Die erste Verliebtheit – jö, ein iPhone! – ist dem Alltag – ah, schon wieder ein neues iPhone – und zuletzt der Enttäuschung gewichen. Was, das iPhone hört meine Gespräche mit?
Und am Horizont zieht sich schon der Scheidungskrieg zusammen: Aus Unterhaltungselektronik und Online-Spaß hat sich allerlei Schreckensvisionäres zusammengebraut. In China kann man einem digitalabsolutistischen Überwachungsstaat beim Entstehen zuschauen.
In den USA ist die Beziehung zum Silicon Valley zunehmend angesäuert.
Und in Europa bereitet man sich seit Jahren darauf vor, den technologischen Rückstand aufzuholen. Digitalisierung, das Wort wird hier noch immer groß im Mund, und meint zumeist, dass man überlegt, die Warenbestellung auf Computer umzurüsten. Dabei schlägt sich die Midlife Crisis des Digitalen längst auch hier auf die Gesellschaft durch. Das ist beziehungsschädlich.
Wir sind Krise
Der echten Midlife-Krise wird für ein letztes Hurra gerne Ehe geopfert, der digitalen halt das demokratische Zusammenleben: In diesem komischen Zwischenzustand, der in der digitalen Revolution entstanden ist, werden Hass und Extremmeinungen verstärkt. Schleichend vergiftet sich die Demokratie. Und das ausgerechnet mit dem Mittel, an dem sie genesen sollte, an der absoluten Freiheit der Meinungsäußerung.

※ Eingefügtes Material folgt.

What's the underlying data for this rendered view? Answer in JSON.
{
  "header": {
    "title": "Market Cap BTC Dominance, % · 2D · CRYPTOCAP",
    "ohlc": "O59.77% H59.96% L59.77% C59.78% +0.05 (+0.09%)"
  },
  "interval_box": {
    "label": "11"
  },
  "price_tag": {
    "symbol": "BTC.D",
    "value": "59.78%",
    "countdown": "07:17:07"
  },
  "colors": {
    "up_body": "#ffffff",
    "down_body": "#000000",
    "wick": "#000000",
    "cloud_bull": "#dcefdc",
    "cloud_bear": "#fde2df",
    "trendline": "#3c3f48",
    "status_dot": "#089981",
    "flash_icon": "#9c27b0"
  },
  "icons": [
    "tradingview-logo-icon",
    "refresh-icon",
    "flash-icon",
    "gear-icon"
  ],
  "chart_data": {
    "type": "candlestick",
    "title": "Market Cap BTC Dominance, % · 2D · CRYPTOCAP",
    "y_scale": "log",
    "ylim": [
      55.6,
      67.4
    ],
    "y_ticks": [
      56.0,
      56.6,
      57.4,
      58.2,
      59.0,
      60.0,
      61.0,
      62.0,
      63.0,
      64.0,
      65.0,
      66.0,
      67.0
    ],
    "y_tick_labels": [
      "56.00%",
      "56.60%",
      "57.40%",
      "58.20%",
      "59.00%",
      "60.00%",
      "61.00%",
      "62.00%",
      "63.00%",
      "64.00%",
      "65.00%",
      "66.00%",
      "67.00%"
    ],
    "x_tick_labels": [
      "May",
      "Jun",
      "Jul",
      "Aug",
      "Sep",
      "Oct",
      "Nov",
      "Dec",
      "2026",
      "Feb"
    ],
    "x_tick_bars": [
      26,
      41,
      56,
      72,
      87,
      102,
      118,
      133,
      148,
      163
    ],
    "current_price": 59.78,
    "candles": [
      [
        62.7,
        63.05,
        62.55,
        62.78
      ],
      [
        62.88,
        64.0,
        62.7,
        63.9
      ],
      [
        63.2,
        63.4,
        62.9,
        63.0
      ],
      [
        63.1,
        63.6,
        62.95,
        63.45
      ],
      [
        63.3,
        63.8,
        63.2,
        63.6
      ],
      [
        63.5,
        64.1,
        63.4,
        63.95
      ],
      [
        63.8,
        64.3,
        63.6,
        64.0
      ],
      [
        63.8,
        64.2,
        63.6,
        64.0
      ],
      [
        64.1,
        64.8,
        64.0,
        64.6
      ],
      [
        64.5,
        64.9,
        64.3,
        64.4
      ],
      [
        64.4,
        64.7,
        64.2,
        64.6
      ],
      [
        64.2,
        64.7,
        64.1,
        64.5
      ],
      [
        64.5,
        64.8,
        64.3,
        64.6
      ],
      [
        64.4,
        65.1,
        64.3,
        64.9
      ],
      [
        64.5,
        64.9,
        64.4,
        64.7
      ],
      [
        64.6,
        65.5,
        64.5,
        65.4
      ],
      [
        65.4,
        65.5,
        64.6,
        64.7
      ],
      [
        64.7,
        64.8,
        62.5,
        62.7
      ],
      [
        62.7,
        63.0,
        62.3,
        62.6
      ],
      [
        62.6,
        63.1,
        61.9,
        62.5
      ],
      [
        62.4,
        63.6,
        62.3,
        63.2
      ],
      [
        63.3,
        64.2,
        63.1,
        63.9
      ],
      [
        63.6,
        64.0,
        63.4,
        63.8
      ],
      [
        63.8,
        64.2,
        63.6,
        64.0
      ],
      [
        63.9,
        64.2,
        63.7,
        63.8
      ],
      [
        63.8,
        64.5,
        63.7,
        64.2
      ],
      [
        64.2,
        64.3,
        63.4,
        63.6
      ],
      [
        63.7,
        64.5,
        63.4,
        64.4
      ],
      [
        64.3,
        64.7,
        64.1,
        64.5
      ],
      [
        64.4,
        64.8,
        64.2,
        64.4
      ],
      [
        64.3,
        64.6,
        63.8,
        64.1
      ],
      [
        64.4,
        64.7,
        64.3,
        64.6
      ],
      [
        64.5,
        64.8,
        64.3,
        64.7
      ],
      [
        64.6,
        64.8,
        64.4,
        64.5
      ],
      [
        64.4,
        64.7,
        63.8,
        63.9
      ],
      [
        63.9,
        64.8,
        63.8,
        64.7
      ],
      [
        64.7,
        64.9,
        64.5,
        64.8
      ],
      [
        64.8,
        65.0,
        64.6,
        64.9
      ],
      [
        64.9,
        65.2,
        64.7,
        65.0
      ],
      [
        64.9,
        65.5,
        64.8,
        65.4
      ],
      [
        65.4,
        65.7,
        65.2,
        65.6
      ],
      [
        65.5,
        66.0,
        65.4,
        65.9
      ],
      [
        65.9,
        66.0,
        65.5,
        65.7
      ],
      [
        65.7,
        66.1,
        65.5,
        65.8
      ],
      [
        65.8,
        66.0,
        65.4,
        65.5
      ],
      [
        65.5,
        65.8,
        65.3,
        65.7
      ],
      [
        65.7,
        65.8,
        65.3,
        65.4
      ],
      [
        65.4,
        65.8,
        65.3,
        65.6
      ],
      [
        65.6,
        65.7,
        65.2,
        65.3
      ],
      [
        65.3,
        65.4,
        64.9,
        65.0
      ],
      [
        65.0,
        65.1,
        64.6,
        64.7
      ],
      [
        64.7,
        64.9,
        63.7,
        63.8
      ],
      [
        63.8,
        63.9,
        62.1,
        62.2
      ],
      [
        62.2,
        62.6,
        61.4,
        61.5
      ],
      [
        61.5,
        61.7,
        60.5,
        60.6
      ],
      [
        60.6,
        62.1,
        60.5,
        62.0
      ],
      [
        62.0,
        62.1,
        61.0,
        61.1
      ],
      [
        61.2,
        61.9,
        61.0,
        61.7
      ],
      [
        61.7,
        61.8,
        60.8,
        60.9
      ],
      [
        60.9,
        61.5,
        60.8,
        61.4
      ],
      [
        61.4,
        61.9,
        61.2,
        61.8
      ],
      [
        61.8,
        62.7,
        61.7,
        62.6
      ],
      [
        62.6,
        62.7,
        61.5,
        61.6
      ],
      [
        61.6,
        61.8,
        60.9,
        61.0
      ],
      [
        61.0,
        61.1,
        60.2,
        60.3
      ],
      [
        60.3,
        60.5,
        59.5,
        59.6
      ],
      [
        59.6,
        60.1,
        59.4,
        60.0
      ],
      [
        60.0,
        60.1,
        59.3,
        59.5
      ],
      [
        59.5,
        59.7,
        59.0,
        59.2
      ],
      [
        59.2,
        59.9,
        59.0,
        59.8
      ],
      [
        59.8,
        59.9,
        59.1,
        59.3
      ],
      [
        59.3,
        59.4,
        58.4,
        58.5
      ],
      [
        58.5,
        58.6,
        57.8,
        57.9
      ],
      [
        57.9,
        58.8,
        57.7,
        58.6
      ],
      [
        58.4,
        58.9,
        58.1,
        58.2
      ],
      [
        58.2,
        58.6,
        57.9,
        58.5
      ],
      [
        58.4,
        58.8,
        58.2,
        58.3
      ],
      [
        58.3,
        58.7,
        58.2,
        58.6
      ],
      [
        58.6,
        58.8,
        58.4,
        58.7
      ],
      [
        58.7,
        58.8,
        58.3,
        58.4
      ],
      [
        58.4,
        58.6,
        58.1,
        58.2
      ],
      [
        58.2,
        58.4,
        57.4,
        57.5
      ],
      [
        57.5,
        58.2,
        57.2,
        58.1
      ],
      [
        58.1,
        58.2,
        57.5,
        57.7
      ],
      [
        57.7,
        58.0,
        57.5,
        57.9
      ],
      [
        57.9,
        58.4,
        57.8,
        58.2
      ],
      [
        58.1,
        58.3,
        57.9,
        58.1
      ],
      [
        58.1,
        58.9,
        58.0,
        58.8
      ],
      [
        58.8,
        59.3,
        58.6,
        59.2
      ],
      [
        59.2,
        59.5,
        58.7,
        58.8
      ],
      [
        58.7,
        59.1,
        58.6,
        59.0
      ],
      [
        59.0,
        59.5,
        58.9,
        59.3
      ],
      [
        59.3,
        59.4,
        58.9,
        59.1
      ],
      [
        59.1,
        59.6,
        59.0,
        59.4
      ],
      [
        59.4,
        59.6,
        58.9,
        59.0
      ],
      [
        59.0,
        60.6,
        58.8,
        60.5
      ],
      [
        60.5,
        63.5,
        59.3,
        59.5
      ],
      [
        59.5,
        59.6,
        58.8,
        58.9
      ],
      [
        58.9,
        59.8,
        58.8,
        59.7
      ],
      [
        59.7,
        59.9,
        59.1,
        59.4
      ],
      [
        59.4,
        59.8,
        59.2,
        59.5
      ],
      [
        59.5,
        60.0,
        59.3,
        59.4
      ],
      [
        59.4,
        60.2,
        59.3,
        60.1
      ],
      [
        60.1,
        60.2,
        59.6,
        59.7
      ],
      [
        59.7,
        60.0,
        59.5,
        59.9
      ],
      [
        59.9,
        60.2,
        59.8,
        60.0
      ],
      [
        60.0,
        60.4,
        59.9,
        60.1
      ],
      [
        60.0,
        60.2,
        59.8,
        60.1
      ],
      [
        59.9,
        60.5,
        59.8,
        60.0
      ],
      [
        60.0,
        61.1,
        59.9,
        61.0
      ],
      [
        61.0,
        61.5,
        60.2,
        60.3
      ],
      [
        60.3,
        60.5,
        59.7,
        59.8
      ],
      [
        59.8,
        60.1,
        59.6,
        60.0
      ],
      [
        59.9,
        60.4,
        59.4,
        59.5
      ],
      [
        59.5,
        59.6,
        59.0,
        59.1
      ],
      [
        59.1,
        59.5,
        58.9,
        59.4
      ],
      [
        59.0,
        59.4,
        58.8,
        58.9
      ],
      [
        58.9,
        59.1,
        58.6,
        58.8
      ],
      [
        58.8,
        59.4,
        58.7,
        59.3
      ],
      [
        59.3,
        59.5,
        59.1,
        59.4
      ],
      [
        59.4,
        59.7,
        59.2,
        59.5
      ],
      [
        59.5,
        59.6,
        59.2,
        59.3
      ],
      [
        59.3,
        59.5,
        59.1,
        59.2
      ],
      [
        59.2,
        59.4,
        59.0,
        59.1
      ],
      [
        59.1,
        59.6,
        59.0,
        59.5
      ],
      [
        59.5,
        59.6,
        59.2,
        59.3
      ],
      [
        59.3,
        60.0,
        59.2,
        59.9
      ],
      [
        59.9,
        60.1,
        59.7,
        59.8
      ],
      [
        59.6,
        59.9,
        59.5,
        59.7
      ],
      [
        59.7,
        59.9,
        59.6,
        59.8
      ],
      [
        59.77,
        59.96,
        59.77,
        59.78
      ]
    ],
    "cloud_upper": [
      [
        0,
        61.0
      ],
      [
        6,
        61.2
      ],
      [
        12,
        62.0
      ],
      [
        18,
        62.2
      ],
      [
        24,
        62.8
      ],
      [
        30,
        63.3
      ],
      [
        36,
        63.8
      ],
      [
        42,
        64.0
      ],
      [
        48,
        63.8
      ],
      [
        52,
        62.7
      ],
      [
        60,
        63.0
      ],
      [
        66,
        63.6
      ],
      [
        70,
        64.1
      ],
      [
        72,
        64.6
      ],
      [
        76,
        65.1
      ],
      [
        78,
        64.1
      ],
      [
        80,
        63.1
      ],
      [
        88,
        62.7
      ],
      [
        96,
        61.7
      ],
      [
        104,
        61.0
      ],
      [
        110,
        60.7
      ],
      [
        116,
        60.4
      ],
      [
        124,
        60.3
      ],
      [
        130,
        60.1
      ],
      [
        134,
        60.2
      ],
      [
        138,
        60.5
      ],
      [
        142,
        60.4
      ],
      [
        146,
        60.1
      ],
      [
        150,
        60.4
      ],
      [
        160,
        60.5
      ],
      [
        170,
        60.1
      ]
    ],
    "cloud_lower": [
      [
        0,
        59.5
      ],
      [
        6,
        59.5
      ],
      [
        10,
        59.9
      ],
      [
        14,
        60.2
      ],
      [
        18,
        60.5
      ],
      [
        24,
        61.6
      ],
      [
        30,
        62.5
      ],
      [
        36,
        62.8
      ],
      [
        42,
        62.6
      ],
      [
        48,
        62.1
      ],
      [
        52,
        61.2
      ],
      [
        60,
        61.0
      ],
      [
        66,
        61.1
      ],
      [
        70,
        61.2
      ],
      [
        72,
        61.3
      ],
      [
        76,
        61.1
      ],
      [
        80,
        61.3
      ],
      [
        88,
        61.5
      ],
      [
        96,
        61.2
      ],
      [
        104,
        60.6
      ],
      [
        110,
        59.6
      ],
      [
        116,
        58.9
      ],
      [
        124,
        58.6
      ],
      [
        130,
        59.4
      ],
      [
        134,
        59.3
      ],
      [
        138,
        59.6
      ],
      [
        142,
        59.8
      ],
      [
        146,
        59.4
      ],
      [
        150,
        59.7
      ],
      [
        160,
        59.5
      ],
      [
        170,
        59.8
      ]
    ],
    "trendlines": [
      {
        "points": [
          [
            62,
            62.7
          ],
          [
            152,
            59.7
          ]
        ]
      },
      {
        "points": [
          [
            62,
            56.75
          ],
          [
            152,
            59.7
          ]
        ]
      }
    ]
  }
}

Die Ars Electronica macht aber nicht nur den Giftschrank, sondern dankenswerterweise auch den Zauberkasten auf. Viele Projekte zeigen, was dank Computer und Wissenschaft möglich wäre. Sie fächern den Traum einer besseren Zukunft auf, der am Anfang der digitalen Revolution stand.
Und noch bis Montag kann man mitträumen, und sich in gar nicht wenigen Momenten denken: Vielleicht hält die Freundschaft mit dem Digitalen ja doch.